The poem Pūtanā on page 6 delivered to me the shock of recognition which was my key to this book.
Pūtanā contemplates the unthinkable
to feed this child instead of killing him
and then –
her eyes moving/from compassion to fear
fear to/overwhelming love
The birth of a child, the decision to nurture. The let-down reflex. Every one of us has been a part of this enaction. And then at the end of the poem when Pūtanā – “is killed in her moment of love/by a baby/her milk/her life/sucked from her/by Kṛṣṇa.”

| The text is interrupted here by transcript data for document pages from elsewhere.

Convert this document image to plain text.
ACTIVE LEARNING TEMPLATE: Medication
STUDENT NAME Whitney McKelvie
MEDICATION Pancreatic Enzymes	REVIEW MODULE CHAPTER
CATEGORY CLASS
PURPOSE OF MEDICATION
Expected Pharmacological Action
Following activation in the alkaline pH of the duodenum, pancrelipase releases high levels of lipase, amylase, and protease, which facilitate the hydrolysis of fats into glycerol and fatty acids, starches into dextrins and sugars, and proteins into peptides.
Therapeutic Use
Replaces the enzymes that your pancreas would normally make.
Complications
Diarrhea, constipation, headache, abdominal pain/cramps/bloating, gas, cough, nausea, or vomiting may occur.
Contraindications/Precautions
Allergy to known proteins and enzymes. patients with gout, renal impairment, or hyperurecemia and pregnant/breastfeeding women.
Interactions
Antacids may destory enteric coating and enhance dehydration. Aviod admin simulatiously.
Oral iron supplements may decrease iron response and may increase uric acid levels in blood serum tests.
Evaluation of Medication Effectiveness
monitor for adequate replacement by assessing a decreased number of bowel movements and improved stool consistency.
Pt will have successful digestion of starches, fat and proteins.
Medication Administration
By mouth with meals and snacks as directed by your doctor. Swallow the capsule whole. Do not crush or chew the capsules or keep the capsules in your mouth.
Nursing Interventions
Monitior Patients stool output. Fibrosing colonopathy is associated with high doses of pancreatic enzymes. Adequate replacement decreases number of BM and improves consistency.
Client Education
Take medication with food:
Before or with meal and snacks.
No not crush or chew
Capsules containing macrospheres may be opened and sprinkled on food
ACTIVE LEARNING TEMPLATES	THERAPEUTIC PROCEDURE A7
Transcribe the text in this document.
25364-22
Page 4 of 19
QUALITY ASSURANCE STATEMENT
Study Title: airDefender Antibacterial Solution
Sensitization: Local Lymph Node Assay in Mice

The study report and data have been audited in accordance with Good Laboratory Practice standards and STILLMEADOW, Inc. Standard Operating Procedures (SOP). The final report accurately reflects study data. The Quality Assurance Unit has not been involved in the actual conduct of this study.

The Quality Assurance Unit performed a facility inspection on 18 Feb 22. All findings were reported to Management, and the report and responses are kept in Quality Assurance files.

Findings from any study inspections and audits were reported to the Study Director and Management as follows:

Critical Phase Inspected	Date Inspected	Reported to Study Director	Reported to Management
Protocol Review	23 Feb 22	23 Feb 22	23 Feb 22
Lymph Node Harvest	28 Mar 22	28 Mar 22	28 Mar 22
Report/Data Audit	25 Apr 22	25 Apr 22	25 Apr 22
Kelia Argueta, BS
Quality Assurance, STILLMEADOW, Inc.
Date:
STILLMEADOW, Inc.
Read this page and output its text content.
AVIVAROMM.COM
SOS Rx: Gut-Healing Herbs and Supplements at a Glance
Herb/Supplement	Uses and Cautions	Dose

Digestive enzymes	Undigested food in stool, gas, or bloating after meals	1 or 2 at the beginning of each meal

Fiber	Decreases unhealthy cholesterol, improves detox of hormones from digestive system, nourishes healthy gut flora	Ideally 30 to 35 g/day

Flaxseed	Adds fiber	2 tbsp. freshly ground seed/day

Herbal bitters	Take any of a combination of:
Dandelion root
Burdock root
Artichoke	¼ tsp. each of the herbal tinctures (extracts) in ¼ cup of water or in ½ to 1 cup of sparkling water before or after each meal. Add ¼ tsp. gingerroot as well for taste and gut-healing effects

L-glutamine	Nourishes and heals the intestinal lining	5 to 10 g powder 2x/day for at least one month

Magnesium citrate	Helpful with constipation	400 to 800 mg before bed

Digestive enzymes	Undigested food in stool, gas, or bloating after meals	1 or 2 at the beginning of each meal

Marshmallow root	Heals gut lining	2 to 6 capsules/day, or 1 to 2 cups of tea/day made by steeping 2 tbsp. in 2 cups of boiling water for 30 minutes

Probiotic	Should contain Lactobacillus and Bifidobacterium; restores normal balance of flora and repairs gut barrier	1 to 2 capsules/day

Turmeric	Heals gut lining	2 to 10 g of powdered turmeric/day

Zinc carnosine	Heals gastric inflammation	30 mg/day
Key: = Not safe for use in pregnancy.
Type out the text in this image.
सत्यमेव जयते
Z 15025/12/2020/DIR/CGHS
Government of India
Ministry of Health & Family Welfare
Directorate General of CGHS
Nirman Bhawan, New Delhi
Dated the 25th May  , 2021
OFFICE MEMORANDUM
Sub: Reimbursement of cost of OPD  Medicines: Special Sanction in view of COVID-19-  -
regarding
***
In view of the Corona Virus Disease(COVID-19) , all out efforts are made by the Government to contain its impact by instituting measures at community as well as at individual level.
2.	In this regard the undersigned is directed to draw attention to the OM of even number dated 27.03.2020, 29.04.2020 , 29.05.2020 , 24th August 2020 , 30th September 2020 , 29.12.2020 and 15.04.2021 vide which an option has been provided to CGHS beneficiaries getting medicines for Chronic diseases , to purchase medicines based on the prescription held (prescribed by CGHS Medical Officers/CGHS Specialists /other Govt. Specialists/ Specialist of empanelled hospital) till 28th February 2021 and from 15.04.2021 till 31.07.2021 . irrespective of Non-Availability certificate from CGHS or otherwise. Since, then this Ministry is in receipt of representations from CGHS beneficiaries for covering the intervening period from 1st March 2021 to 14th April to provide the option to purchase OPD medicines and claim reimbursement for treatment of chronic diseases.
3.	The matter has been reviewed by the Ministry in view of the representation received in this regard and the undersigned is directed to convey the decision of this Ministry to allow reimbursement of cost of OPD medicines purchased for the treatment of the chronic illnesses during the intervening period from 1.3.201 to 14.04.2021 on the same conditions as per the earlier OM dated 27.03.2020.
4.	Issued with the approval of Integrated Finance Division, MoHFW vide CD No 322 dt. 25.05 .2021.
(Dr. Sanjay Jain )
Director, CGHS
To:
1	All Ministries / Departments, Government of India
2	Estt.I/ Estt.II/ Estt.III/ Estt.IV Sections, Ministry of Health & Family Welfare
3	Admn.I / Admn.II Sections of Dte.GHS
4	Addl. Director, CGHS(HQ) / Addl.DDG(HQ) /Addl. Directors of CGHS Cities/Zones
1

The way poetry can, the way poetry does, deliver us from our own experience into a general trope of humanness. I can’t explain to you how this poem, these few lines, felt so true to me in a metaphorical but also literal way about how I experienced giving birth to children. But they did. These lines were my in.
This text seems to me performative. Which starts to make sense to me because the kickoff poem, ‘Temper of the dance’ (such an apt glance of a phrase) is about a performance, a dance – Nangiar Koothu – which is performed by women. I can’t even begin to tell you how much I like the idea of a form of theatre performed by women. I was raised in the tradition of women being allowed on stage to act, play musical instruments (and to write plays etc etc) only recently. As history goes. It does something to you to be raised in that sort of story. So this book was opening up my eyes in so many ways. And in very pleasant and lyrical ways. Not a wrenching ripping open, but with a kindly and almost motherly unveiling.
I must quickly touch upon the exciting and new to me concept of śleṣa. Here is the note given at the bottom of the poem on page 37.
Śleṣa (shlesha) in Sanskrit poetry is a way
of saying two different sentences whose
meaning can be completely distinct.
The word śleṣa means embrace.
And here in the foreword an explication.
“Śleṣa has been called ‘extreme poetry’ because it enables the poet to express two different sentences with different meanings using what appears to be the same words.” And – “Śleṣa has also been called unnatural. Yigil Bronner in his book on śleṣa notes that not only has it been called unnatural but also ‘an extravagant display that necessarily comes at the expense of plot and is therefore ‘decadent’, ‘tortuous’, ‘disgusting’, and even ‘indecent’ and criminal’”.
Here let me read you the poem called ‘ Śleṣa ‘.
a way of writing two meanings at once
a way of reading with flexibility
a train going in two directions
śleṣa comes naturally to lesbians
our codes read this way and that
are you on the upper bunk going east
or the lower bunk going west?
like an MC Escher drawing
one hand draws the other
one hand makes love
the other answers
we embrace our double lives
like actors and their alter egos
some say śleṣa is unnatural
I’ve heard the same said about us
A friend reminded me, when I confided to her my difficulties, that I do not have to review the book, I have to launch it. And so I do. I do launch this book. I launch The Sacking of the Muses by Susan Hawthorne. And thank you Susan, because this very personal struggle I have been having seems to have ignited a new …. fire … complexity … within me.
– Jennifer Compton
Jennifer Compton was born in New Zealand quite a long time ago and now lives in Melbourne. She is a poet and playwright who also writes prose. Her stage play, The Goose in the Bottle, was short listed for the Lysicrates prize in 2017, and her verse novella Mr Clean & The Junkie was long listed for the Ockham New Zealand Book Awards in 2015. She is a contributor to the recent spoken word anthology Solid Air put out by UQP.